Food delivery apps including DoorDash, UberEats and GrubHub raked in record revenues during the COVID-19 pandemic. Now, as restaurants reopen and consumers finally feel more comfortable going out to eat, usage of these apps has fallen from its pandemic peak, leaving the food delivery industry searching for ways to break a profit.
To do that, delivery apps have been striking deals to move into the grocery delivery space, which is seen as a more viable long-term strategy. DoorDash recently announced a partnership with Alberstons to begin delivering groceries, while Uber aims to do the same by acquiring grocery delivery startup Cornershop. Delivery apps have a strong consumer base, but developing new partnerships and expanding product offerings will be key for the industry to keep sales numbers elevated.
Related Stocks: DoorDash, Inc. (DASH), Uber Technologies, Inc. (UBER), Just Eat Takeaway.com N.V. (GRUB)
Food delivery apps, specifically industry leaders like Uber Eats, DoorDash and GrubHub, saw a dramatic surge in orders during the COVID-19 pandemic, leading to impressive revenue growth. Per Business of Apps, Uber Easts generated the most revenue at $4.8 billion in 2020, a 152% rise from a year prior. DoorDash followed behind at $2.9 billion, a year over year increase of 241%, while GrubHub’s revenue only climbed 39% to $1.8 billion last year.
In the US, the total number food delivery app customers climbed from 95 million to 111 million, a year over year increase of 17%. DoorDash’s user base now holds the greatest share of the US market at 45%, followed by Uber Eats at 22% and GrubHub at 18%.
According to Axios, overall food delivery app growth rose by 122% in 2020 as restaurant traffic plummeted to record low levels. Total food sales on delivery apps nearly doubled, reaching $58.8 million in December of last year.
As the pandemic subsides, QR magazine writes that delivery sales are projected to decline by double digits from last year, while still remaining 50% higher than 2019 levels. Due to the convenience food delivery apps offer, its expected the majority of consumers added in 2020 will remain active this year, albeit at a much lesser rate.
Additionally, the Wall Street Journal recently reported that $19 billion in food delivery sales, or 70% of last year’s growth, was solely due to the environment created by the pandemic. Without the pandemic boom, sales growth would have decelerated by over 50% compared to the year prior.
Even with the breakout growth seen in 2020, as well as significant fees as high as 30% being charged to restaurants to deliver their food, none of the major US food delivery firms managed to become consistently profitable. DoorDash was the only one to step out of the red last year, and it did so for just one quarter. European food-ordering firm Just Eat Takeaway.com said on Thursday it expected profitability to improve, reporting a 51% surge in overall orders for the first six months of 2021, but as CNBC notes, that’s largely due to the pandemic lingering on much more strongly in the European market.

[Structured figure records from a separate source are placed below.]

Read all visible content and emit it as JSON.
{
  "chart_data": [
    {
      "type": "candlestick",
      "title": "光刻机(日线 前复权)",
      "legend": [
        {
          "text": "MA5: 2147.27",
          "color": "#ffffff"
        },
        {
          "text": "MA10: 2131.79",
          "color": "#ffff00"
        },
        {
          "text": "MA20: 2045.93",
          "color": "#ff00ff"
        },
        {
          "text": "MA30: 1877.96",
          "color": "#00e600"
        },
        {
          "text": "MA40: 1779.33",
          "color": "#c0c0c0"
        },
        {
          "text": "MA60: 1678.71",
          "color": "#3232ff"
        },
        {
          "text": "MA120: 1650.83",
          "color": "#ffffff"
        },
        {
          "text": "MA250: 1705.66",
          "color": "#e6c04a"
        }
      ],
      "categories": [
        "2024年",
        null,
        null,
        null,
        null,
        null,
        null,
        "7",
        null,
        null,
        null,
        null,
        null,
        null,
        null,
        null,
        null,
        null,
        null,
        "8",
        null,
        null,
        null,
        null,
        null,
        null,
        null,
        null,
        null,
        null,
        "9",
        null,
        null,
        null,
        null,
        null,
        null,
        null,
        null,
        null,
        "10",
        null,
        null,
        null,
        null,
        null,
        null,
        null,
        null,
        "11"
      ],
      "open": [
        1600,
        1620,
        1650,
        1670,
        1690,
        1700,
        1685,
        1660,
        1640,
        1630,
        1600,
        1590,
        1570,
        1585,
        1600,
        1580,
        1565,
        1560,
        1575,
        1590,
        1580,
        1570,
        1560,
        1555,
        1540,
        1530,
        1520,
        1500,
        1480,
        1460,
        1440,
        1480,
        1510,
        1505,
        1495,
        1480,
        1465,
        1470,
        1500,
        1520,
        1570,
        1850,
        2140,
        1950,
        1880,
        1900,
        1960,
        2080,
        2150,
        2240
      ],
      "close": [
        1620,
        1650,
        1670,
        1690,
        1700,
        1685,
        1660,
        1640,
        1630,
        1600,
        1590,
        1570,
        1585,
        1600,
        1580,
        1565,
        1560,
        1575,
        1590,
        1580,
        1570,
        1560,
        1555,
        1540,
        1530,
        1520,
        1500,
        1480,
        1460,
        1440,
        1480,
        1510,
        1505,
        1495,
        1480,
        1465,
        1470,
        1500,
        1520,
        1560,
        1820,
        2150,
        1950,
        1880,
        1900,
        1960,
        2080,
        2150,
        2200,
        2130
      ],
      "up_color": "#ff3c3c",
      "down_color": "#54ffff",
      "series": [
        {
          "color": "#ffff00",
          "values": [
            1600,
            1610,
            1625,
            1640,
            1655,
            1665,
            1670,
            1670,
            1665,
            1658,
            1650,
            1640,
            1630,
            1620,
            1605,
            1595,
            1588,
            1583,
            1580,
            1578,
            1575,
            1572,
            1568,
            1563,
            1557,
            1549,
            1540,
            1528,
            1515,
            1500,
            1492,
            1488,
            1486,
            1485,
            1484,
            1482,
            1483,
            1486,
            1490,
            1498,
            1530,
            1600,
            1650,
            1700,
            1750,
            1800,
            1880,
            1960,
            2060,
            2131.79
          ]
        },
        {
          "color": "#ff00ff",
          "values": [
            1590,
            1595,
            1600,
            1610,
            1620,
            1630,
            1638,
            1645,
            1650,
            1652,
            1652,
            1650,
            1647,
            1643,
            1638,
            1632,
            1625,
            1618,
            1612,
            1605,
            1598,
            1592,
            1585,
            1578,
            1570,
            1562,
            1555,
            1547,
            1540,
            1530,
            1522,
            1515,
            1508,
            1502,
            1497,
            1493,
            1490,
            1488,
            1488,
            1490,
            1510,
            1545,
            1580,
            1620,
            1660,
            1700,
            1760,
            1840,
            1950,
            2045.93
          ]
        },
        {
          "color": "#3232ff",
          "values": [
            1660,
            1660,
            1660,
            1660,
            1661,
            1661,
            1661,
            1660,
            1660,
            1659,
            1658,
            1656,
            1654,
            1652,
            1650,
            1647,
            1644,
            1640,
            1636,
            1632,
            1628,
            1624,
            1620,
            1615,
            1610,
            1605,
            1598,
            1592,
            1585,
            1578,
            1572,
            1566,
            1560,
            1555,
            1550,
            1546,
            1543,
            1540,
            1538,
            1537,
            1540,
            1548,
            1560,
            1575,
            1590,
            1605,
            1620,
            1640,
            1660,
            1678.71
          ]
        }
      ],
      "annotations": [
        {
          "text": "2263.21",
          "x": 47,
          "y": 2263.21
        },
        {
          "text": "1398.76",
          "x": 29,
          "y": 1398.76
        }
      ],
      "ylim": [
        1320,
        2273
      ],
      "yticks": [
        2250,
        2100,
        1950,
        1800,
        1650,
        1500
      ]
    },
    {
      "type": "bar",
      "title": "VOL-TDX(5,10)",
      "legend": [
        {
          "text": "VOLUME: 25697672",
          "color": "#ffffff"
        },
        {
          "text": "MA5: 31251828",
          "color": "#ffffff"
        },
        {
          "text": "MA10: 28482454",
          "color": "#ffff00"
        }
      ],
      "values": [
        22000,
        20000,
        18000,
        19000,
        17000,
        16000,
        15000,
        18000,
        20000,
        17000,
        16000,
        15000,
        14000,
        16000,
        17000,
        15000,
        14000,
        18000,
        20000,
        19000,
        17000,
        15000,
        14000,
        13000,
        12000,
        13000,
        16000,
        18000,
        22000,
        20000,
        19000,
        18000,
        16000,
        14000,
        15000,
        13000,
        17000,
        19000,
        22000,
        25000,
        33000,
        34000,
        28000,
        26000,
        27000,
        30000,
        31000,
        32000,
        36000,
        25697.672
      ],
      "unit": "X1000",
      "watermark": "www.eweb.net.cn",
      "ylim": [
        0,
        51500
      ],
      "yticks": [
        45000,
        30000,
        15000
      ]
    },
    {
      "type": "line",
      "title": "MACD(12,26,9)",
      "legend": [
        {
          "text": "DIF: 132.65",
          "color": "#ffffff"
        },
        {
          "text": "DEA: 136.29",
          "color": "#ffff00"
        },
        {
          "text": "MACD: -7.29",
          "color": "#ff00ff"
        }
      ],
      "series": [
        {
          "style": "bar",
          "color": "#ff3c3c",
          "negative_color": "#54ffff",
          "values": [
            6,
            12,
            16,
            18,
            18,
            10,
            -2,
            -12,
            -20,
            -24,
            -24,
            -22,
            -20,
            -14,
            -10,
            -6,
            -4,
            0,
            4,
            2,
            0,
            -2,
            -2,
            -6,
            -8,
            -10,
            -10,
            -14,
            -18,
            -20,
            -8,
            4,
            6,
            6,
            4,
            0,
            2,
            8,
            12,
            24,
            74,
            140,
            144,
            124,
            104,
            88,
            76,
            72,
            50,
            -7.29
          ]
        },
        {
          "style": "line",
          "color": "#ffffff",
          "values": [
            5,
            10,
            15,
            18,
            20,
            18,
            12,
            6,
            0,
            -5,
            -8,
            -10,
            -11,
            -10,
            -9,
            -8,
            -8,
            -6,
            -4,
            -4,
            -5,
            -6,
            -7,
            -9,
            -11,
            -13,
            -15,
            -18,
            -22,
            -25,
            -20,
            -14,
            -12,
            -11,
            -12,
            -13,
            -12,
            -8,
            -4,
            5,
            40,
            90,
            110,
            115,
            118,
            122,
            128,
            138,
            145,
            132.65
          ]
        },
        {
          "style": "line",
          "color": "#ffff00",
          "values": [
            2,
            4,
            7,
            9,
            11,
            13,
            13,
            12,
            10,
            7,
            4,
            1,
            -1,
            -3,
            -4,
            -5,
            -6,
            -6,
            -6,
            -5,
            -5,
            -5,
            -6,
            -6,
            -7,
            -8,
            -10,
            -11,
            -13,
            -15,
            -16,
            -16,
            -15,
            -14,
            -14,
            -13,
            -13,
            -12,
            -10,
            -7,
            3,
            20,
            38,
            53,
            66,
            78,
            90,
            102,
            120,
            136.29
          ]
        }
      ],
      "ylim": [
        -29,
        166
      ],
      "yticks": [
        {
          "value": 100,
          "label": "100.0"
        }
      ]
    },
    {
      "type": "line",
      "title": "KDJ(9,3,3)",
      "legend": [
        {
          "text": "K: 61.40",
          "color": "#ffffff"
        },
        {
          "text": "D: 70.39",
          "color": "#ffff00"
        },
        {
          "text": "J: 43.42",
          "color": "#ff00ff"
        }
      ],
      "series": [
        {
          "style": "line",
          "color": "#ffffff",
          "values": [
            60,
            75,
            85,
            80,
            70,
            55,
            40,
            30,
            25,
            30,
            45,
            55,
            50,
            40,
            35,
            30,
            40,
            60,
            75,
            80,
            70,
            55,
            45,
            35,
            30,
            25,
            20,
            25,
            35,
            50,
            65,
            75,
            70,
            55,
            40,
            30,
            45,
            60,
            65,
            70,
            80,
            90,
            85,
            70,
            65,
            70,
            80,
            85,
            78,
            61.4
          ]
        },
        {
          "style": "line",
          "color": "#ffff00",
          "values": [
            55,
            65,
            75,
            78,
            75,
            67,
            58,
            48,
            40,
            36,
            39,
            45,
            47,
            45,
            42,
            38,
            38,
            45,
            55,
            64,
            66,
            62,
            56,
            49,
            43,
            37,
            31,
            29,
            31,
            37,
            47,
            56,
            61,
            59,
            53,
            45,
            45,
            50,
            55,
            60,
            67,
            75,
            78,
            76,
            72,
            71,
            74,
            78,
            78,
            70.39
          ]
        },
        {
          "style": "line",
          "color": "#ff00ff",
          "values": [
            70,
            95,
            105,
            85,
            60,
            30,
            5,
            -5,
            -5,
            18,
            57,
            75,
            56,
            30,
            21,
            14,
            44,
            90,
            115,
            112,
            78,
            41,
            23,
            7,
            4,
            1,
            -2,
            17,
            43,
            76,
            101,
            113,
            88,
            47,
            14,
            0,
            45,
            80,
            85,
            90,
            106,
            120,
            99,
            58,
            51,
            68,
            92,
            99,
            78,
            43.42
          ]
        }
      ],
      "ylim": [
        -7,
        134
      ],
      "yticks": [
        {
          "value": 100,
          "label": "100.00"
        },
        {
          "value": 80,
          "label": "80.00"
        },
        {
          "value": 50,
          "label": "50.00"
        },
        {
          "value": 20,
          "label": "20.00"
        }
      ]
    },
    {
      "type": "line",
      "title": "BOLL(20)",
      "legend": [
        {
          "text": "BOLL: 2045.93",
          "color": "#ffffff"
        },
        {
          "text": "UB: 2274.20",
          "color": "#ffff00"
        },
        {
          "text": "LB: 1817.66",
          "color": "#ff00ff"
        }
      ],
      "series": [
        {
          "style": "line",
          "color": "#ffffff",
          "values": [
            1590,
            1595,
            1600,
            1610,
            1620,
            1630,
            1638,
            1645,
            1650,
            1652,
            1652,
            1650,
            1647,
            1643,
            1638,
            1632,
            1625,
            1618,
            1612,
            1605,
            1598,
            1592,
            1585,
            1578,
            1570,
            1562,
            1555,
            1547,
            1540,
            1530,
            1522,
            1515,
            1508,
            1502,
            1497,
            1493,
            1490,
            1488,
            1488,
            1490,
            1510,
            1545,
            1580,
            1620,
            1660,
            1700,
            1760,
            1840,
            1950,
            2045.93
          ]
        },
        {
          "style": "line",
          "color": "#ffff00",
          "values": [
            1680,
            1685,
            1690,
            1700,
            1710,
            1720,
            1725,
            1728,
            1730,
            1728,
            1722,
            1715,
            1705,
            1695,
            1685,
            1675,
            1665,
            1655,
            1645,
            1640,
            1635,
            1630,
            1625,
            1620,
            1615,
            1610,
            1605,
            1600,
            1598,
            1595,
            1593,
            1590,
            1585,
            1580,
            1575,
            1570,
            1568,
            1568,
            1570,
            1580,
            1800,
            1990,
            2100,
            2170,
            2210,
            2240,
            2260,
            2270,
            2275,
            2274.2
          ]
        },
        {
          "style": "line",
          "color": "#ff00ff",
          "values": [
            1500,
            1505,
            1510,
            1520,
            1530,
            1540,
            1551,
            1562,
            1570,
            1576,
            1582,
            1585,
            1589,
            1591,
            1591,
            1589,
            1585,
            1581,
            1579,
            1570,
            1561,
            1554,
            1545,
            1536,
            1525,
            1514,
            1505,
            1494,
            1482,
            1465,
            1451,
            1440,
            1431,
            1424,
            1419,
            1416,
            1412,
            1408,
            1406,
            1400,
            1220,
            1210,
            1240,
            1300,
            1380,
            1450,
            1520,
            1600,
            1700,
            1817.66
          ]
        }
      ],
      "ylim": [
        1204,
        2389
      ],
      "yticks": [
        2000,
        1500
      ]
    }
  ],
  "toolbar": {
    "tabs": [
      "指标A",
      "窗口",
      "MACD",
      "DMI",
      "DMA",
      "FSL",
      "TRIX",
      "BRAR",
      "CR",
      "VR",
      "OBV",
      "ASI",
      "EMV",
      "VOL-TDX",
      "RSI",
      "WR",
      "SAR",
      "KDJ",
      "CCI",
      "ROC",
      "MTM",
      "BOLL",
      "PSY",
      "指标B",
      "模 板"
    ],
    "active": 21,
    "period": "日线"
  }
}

Even when delivery apps could turn a profit, fees to restaurants often became so steep that San Francisco, New York City, Portland, Seattle, and other citiess begun passing temporary limits on what the apps could charge for delivery, with some cities setting a cap as low as 10%. As Eater notes, some of those temporary caps may now be extended or made permanent.
Food delivery apps are unlikely to replicate the level of growth seen during the pandemic, which has led the industry to search for new, sustainable ways to generate revenue. To do so, both DoorDash and Uber Eats have recently struck deals to expand their product offerings and step into new delivery markets.